Using AWS Glue DataBrew with your VPC - AWS Glue DataBrew

Using AWS Glue DataBrew with your VPC

If you use Amazon VPC to host your AWS resources, you can configure AWS Glue DataBrew to route traffic through your virtual private cloud (VPC) based on the Amazon VPC service. DataBrew does this by first provisioning an elastic network interface in the subnet that you specify. DataBrew then attaches the security group that you specify to that network interface to control access. The specified security group must have self-referencing inbound and outbound rules for all traffic. Also, your VPC must have DNS hostnames and resolution turned on.
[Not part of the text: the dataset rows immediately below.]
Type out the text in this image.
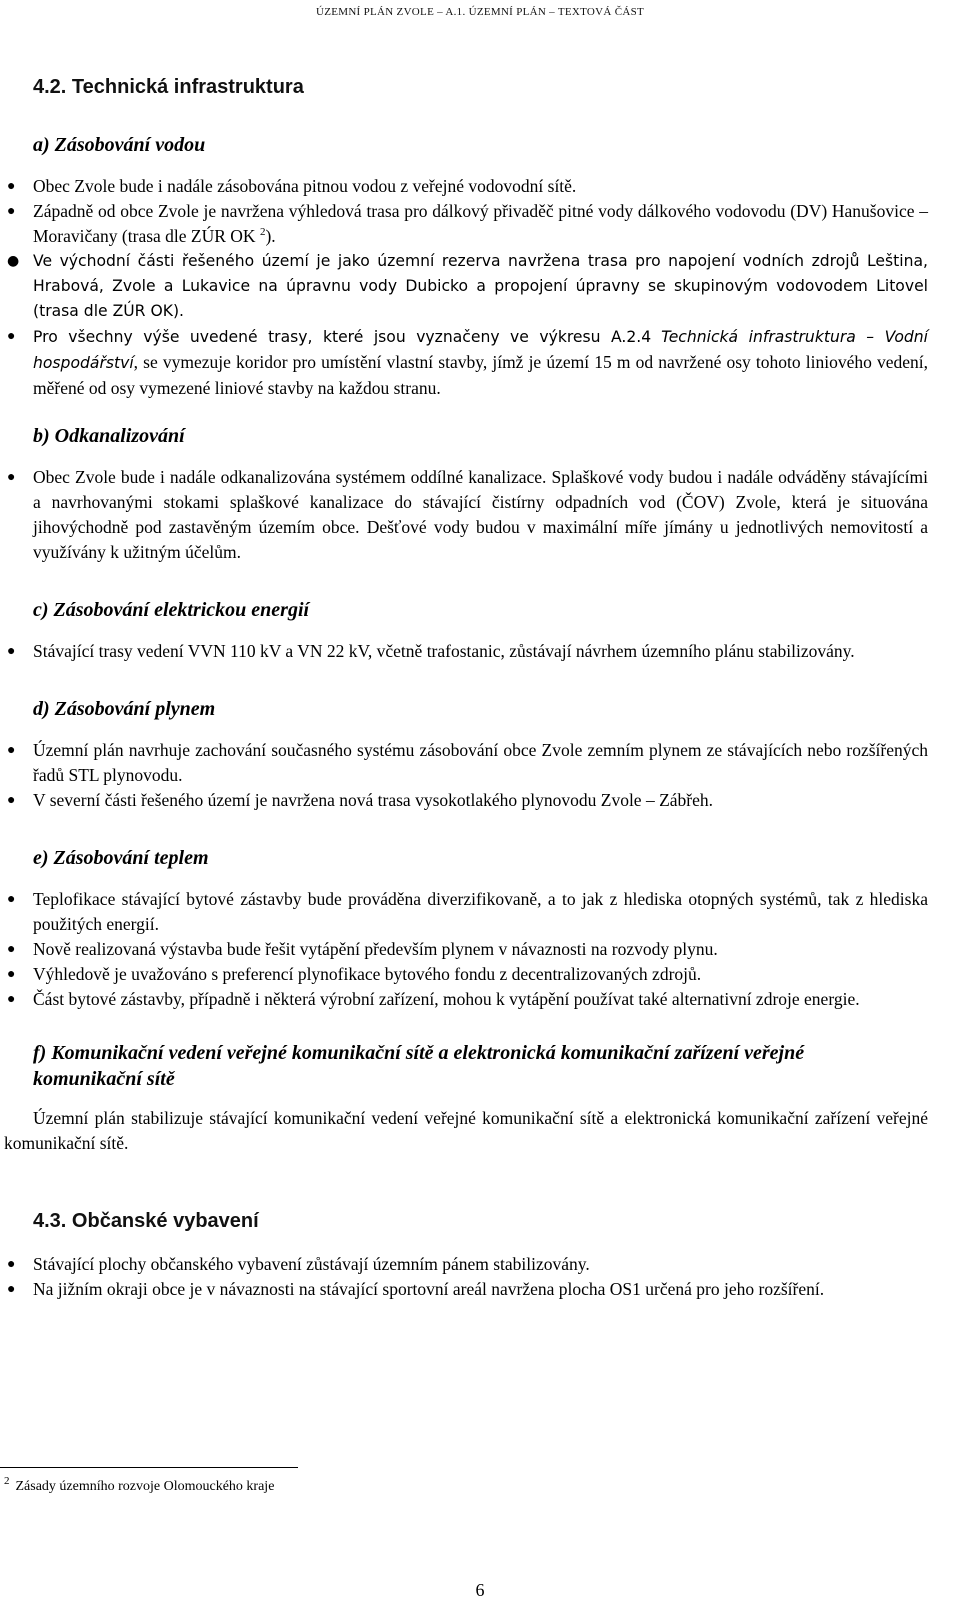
ÚZEMNÍ PLÁN ZVOLE – A.1. ÚZEMNÍ PLÁN – TEXTOVÁ ČÁST
4.2. Technická infrastruktura
a) Zásobování vodou
● Obec Zvole bude i nadále zásobována pitnou vodou z veřejné vodovodní sítě.
● Západně od obce Zvole je navržena výhledová trasa pro dálkový přivaděč pitné vody dálkového vodovodu (DV) Hanušovice – Moravičany (trasa dle ZÚR OK $^2$).
● Ve východní části řešeného území je jako územní rezerva navržena trasa pro napojení vodních zdrojů Leština, Hrabová, Zvole a Lukavice na úpravnu vody Dubicko a propojení úpravny se skupinovým vodovodem Litovel (trasa dle ZÚR OK).
● Pro všechny výše uvedené trasy, které jsou vyznačeny ve výkresu A.2.4 Technická infrastruktura – Vodní hospodářství, se vymezuje koridor pro umístění vlastní stavby, jímž je území 15 m od navržené osy tohoto liniového vedení, měřené od osy vymezené liniové stavby na každou stranu.
b) Odkanalizování
● Obec Zvole bude i nadále odkanalizována systémem oddílné kanalizace. Splaškové vody budou i nadále odváděny stávajícími a navrhovanými stokami splaškové kanalizace do stávající čistírny odpadních vod (ČOV) Zvole, která je situována jihovýchodně pod zastavěným územím obce. Dešťové vody budou v maximální míře jímány u jednotlivých nemovitostí a využívány k užitným účelům.
c) Zásobování elektrickou energií
● Stávající trasy vedení VVN 110 kV a VN 22 kV, včetně trafostanic, zůstávají návrhem územního plánu stabilizovány.
d) Zásobování plynem
● Územní plán navrhuje zachování současného systému zásobování obce Zvole zemním plynem ze stávajících nebo rozšířených řadů STL plynovodu.
● V severní části řešeného území je navržena nová trasa vysokotlakého plynovodu Zvole – Zábřeh.
e) Zásobování teplem
● Teplofikace stávající bytové zástavby bude prováděna diverzifikovaně, a to jak z hlediska otopných systémů, tak z hlediska použitých energií.
● Nově realizovaná výstavba bude řešit vytápění především plynem v návaznosti na rozvody plynu.
● Výhledově je uvažováno s preferencí plynofikace bytového fondu z decentralizovaných zdrojů.
● Část bytové zástavby, případně i některá výrobní zařízení, mohou k vytápění používat také alternativní zdroje energie.
f) Komunikační vedení veřejné komunikační sítě a elektronická komunikační zařízení veřejné komunikační sítě

Územní plán stabilizuje stávající komunikační vedení veřejné komunikační sítě a elektronická komunikační zařízení veřejné komunikační sítě.

4.3. Občanské vybavení
● Stávající plochy občanského vybavení zůstávají územním pánem stabilizovány.
● Na jižním okraji obce je v návaznosti na stávající sportovní areál navržena plocha OS1 určená pro jeho rozšíření.
$^2$ Zásady územního rozvoje Olomouckého kraje
6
For more information, see Setting Up a VPC to Connect to JDBC Data Stores in the AWS Glue Developer Guide.

For AWS Glue Data Catalog datasets, VPC information is configured when you create an AWS Glue connection in the Data Catalog. To create Data Catalog tables for this connection, run a crawler from the AWS Glue console. For more information, see Populating the AWS Glue Data Catalog in the AWS Glue Developer Guide.

For database datasets, specify your VPC information when you create the connection from the DataBrew console.

To use AWS Glue DataBrew with a VPC subnet without a NAT, you must have a gateway VPC endpoint to Amazon S3 and a VPC endpoint for the AWS Glue interface. For more information, see Create a gateway endpoint and Interface VPC endpoints (AWS PrivateLink) in the Amazon VPC documentation. The elastic interface provisioned by DataBrew does not have a public IPv4 address, and so it does not support use of a VPC Internet Gateway.

Amazon S3 interface endpoints are not supported at this time. If you are using AWS Secrets Manager to store your secret, you need a route to Secrets Manager. If you are using encryption, you need a route to AWS Key Management Service (AWS KMS).